Tuesday, May 27, 2014

Treatment of Wounds: Amputation vs. Conservative Approaches

by Janet King, RN, BSN, CCRN

At the beginning of the Civil War there were basically two schools of thought regarding proper treatment of severe injuries the extremities. One group believed that "conservative measures" should be given a chance, that a limb might be spared. The other felt that prompt amputation was a necessity in order to save life.

Conservatives could cite the European experience of the Crimean War, which showed amputations having a very high mortality rate. Unless the limb was essentially torn apart, these surgeons felt it best to attempt to save the wounded extremity.

Those who favored prompt amputation viewed conservative methods as impractical in a war where mass casualties were common. These surgeons believed that where the limb was badly lacerated or where the bone had penetrated the skin, or was much splintered, that amputation was a must and helped avoid septicemia (usually fatal blood infection). According to a military text of the time, published in 1863, "...the rule in military surgery is absolute - that the amputating knife should immediately follow the condemnation of the limb...When this golden opportunity before reaction (infection) is lost, it can never be compensated for."

It was also felt that, "[T]he soldier's mood on the day of battle will help him withstand surgical shock." These surgeons felt this was the soldier's best hope of survival.

Still, some wounds were not treated by amputation, either because the doctor was of the conservative school, or because the situation did not warrant such, or in some cases where the soldiers did some "persuading" of the surgeon to be conservative. Records were made of soldiers who tried such persuasion, including going as far as to threaten the surgeon at the point of a gun to spare their limb. The term "sawbones" and the soldier's and public's perception of the surgeons as "heartless butchers" may have influenced some to try a conservative approach.

The soldier with a wound which caused a broken bone(s) could be treated as follows. After the surgeon probed the wound to remove any foreign material: bullet, pieces of bone, pieces of uniform etc., a dressing would be applied and the limb placed in some sort of splint or traction. A piece of board or fence, a bit of bark from a tree, or even a bundle of straw could be utilized, though there were splints made specifically for various injuries.

The Hodgen splint had been invented by surgeon John Hodgen of St. Louis and was noted to provide better alignment of the extremity, thus preventing some common complications of broken bones: contracted, shortened extremities.
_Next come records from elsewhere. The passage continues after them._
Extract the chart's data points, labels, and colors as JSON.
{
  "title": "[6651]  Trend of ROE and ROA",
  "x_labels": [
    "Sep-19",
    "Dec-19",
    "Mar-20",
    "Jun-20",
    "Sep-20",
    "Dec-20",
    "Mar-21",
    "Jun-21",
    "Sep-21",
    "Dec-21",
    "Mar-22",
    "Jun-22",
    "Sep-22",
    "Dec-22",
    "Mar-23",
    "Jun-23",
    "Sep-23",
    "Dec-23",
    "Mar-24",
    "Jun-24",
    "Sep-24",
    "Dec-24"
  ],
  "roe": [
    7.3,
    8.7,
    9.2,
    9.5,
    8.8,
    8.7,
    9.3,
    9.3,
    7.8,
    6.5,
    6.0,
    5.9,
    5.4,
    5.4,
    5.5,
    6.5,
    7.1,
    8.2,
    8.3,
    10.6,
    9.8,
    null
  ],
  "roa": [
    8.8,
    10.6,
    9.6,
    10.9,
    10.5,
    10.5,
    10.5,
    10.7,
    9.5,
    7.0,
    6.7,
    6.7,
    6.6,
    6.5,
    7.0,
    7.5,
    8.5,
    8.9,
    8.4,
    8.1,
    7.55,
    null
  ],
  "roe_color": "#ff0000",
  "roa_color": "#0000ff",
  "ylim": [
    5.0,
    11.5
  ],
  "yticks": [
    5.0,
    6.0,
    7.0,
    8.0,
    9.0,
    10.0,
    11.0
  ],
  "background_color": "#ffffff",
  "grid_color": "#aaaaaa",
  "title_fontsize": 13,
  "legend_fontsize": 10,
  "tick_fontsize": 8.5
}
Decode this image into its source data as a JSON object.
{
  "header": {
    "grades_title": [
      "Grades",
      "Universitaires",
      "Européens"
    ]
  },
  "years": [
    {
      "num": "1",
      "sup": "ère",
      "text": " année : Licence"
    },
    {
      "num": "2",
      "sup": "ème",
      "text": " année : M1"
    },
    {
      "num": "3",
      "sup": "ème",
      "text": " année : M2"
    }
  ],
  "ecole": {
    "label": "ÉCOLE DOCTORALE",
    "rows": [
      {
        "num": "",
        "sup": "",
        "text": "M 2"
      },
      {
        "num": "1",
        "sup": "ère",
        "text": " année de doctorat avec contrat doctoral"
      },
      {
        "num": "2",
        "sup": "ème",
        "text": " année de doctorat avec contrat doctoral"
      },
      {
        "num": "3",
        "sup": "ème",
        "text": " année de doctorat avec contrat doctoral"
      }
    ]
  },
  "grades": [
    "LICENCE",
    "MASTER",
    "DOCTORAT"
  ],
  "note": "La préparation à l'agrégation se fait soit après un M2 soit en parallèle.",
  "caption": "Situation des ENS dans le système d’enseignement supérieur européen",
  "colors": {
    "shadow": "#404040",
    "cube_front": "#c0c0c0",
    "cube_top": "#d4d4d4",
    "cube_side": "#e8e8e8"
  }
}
It also allowed the wound to be dressed without disturbing its alignment and thus the healing of the bone. (These are still key elements in splints today).

Forms of traction, such as Bucks traction, where force is applied in line with the leg, were developed. The use of plaster splints were also utilized. For upper extremities a variety of splints and slings could be constructed to keep the injured arm or hand in correct position and at rest.
Although amputation was the "accepted" mode of practice initially, as the war continued and the surgeons gained more experience other approaches and conservative methods were utilized whenever possible.